Directorate of Economy, Infrastructure and Nature policy advisor Arlene Spanner-Schmidt thanked the Netherlands for taking a step and for the apology. “My statement is not an acceptance of the apology. I have an open mind and will wait to see what will happen next.”
She asked whether the 200 million euros promised by the Dutch government to raise awareness and address the effects of slavery was to be divided amongst the seven territories, including Statia, and wished to know where the report “Chains of the Past” could be read.
Spanner-Schmidt said the dialogue and funding were welcome. “This should not come with the ‘who pays, decides’ concept, because there is no one in the Netherlands who knows what is best for Statia’s people other than Statia’s own people.”
She also said that discrimination is against the Dutch Constitution. “The Netherlands makes all the laws.

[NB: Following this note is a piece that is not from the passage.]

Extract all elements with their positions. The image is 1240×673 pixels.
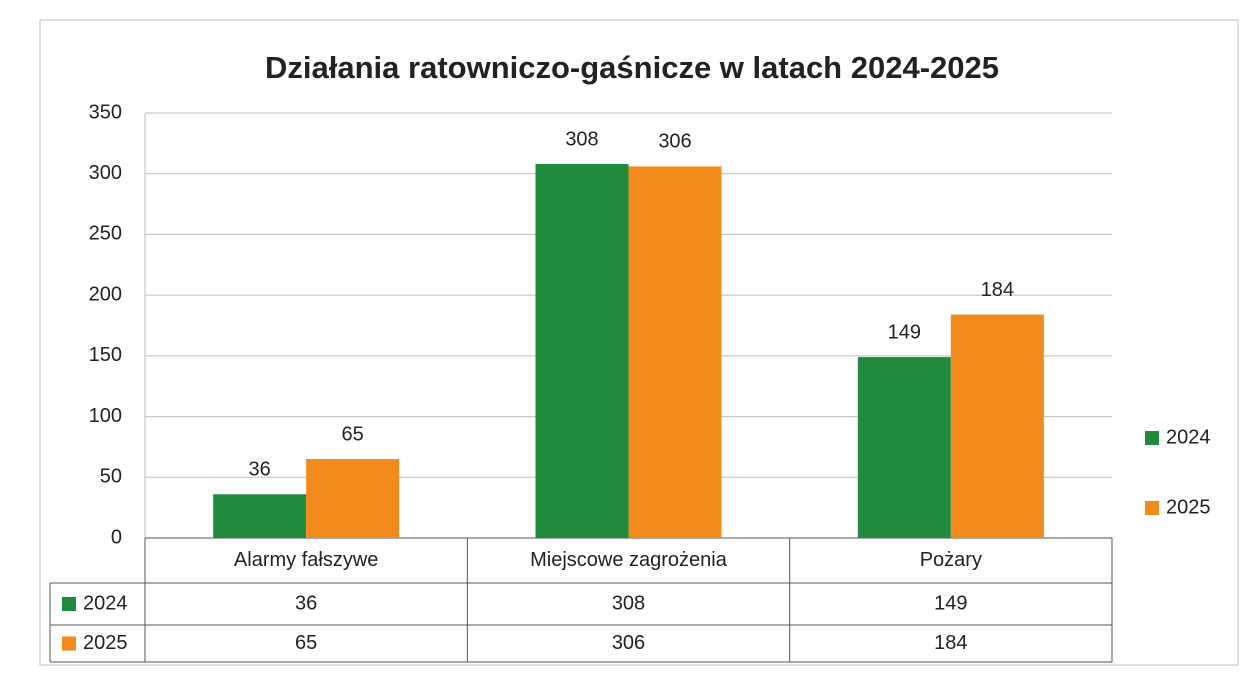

They are making laws that implement, promote and enforce discrimination, and then use these same laws to their convenience any time they deem fit.”

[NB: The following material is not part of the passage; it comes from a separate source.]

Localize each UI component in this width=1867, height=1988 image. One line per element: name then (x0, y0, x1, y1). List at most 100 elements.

Youth participation coach at the public entity Urisha Blake said, “The Netherlands has acknowledged and apologised for the atrocities against my ancestors, but what about the atrocities still taking place?”
She said that students from the islands do not have the same rights as their European counterparts. “Students travel to the Netherlands and can’t be written in, get student loans, bank accounts, housing or even free public transportation without social security numbers ‘burger service nummers’ (BSN)”.
She also mentioned the lack of proper healthcare, social minimum and the countless other rights that islanders from the Caribbean Netherlands islands do not have, even though they are part of the Netherlands.
It is her assertion that there are still forms of slavery “and a blatant disregard for the humanity of the people of the Dutch Caribbean.”
Former Commissioner Eric Henriques said he was proud to see young people speaking up to carry the island forward. “We respect our forefathers and -mothers who died in slavery, but we have to respect our young people in this country who are coming with no future in front of them because they are sitting back and waiting for what Holland can do.”
He said it hurt him to hear that persons are still facing racism and discrimination, even in their workplace.